Solve for x and that is the solubility of CaSO4 in pure water.
For the 0.1M Na2SO4 solution.
Ksp is the same expression.
(Ca^2+) = x
[(SOr)^2-] = 0.1 + x.
[Note: that is 0.1M from the Na2SO4 and xc from the CaSO4).
Solve for x and that is the solubility in the 0.1M Na2SO4.
This is the common ion effect.
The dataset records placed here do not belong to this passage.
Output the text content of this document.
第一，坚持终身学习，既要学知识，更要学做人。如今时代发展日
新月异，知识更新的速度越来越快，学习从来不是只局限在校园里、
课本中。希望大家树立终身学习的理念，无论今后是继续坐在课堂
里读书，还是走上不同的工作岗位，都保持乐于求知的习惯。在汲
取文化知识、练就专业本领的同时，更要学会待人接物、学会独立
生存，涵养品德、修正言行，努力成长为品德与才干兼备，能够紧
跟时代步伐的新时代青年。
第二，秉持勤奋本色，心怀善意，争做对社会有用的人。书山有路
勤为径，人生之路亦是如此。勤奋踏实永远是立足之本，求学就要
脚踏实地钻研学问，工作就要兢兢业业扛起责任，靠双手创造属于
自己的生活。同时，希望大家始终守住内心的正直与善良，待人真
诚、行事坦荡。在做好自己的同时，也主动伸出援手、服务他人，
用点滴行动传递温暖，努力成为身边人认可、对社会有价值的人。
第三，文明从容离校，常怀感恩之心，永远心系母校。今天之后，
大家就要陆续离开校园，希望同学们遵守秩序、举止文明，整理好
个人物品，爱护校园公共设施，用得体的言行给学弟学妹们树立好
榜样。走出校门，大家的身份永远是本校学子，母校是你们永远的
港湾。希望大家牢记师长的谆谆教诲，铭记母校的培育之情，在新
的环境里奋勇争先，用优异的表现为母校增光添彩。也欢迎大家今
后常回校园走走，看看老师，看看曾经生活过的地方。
It ALWAYS decreases the solubility of a slightly soluble salt.
Your other question yesterday was tougher than this one. This one is a general chemistry question.
You have the two solubilities. You will need to calculate the ratio from that.
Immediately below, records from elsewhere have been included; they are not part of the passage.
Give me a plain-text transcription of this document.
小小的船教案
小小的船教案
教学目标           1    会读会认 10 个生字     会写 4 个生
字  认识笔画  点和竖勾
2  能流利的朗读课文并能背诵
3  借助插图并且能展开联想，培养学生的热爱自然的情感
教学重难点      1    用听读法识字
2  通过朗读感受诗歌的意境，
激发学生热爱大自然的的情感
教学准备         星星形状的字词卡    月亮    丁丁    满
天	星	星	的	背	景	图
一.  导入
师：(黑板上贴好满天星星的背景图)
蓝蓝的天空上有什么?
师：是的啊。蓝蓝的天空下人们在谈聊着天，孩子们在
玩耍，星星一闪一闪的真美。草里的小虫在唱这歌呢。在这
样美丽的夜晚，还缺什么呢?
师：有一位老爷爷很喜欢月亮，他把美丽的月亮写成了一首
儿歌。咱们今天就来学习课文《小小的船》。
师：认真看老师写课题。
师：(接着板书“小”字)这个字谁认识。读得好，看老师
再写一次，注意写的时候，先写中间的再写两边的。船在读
To find the approximate ratio of the solubility of CaSO4 in pure water to the solubility of CaSO4 in 0.10 M Na2SO4, we can use the concept of the common ion effect.
The common ion effect states that the solubility of a slightly soluble salt in a solution containing a common ion is reduced compared to its solubility in pure water.
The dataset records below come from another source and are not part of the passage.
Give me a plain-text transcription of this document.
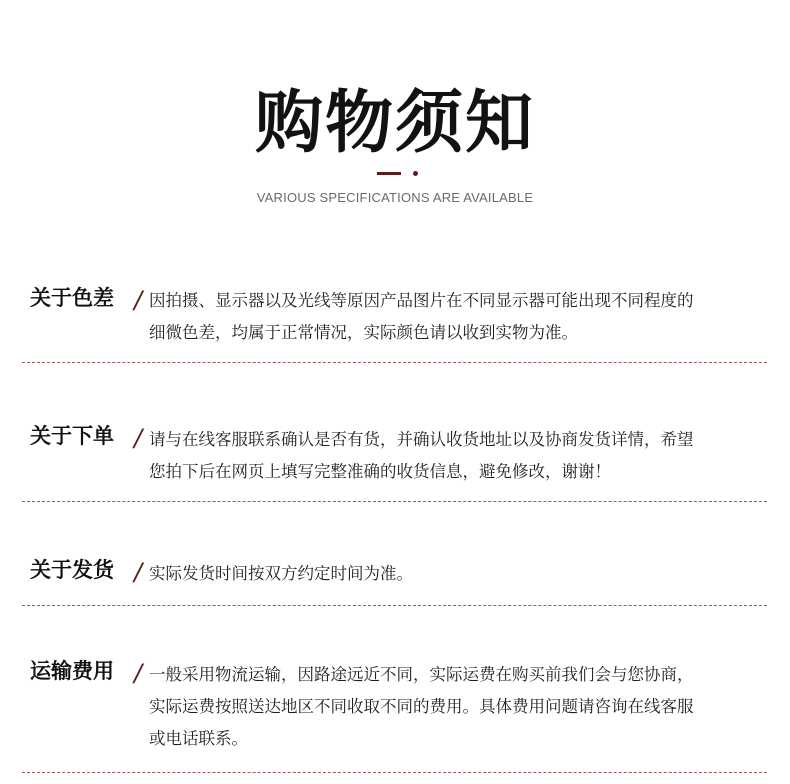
购物须知
VARIOUS SPECIFICATIONS ARE AVAILABLE
关于色差 / 因拍摄、显示器以及光线等原因产品图片在不同显示器可能出现不同程度的
细微色差，均属于正常情况，实际颜色请以收到实物为准。
关于下单 / 请与在线客服联系确认是否有货，并确认收货地址以及协商发货详情，希望
您拍下后在网页上填写完整准确的收货信息，避免修改，谢谢！
关于发货 / 实际发货时间按双方约定时间为准。
运输费用 / 一般采用物流运输，因路途远近不同，实际运费在购买前我们会与您协商，
实际运费按照送达地区不同收取不同的费用。具体费用问题请咨询在线客服
或电话联系。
In this case, CaSO4 is the slightly soluble salt, and Na2SO4 provides the common ion, SO4^2-.
To calculate the solubility ratio, we need to find the solubility of CaSO4 in pure water and in 0.10 M Na2SO4 and then divide the former by the latter.
First, let's consider the solubility of CaSO4 in pure water. The solubility product constant (Ksp) of CaSO4 is given as 2.4 x 10^-5. The equilibrium expression for the dissolution of CaSO4 is:
CaSO4(s) ⇌ Ca2+(aq) + SO4^2-(aq)
The solubility, represented by the concentration of Ca2+ and SO4^2-, can be assumed to be "x". Therefore, the equilibrium expression can be written as:
Ksp = [Ca2+][SO4^2-] = x * x = x^2
Since the molar ratio of Ca2+ to SO4^2- in CaSO4 is 1:1, the concentrations of both ions equal "x".
Now, solve the equilibrium expression for x:
x^2 = 2.4 x 10^-5
Taking the square root of both sides:
x ≈ √(2.4 x 10^-5) ≈ 0.0049 M
So, the solubility of CaSO4 in pure water is approximately 0.0049 M.
Next, let's consider the solubility of CaSO4 in 0.10 M Na2SO4. Since Na2SO4 provides the common ion SO4^2-, the solubility will be reduced compared to that in pure water.
The presence of 0.10 M Na2SO4 means the concentration of SO4^2- is 0.10 M. To calculate the solubility of CaSO4 in this solution, we again assume it to be "x" and write the equilibrium expression as:
Ksp = [Ca2+][SO4^2-] = x * 0.10
Since the molar ratio of Ca2+ to SO4^2- in CaSO4 is 1:1, the concentration of Ca2+ is also "x".
Now, solve the equilibrium expression for x:
(0.10 * x) * x = 2.4 x 10^-5
0.10x^2 = 2.4 x 10^-5
x^2 = (2.4 x 10^-5) / 0.10
x ≈ √(2.4 x 10^-5 / 0.10) ≈ 0.0022 M
So, the solubility of CaSO4 in 0.10 M Na2SO4 is approximately 0.0022 M.
Finally, calculate the ratio of the solubility in pure water to the solubility in 0.10 M Na2SO4:
Solubility ratio = (Solubility in pure water) / (Solubility in 0.10 M Na2SO4)
= 0.0049 M / 0.0022 M
≈ 2.23
Therefore, the approximate ratio of the solubility of CaSO4 in pure water to the solubility of CaSO4 in 0.10 M Na2SO4 is approximately 2.23.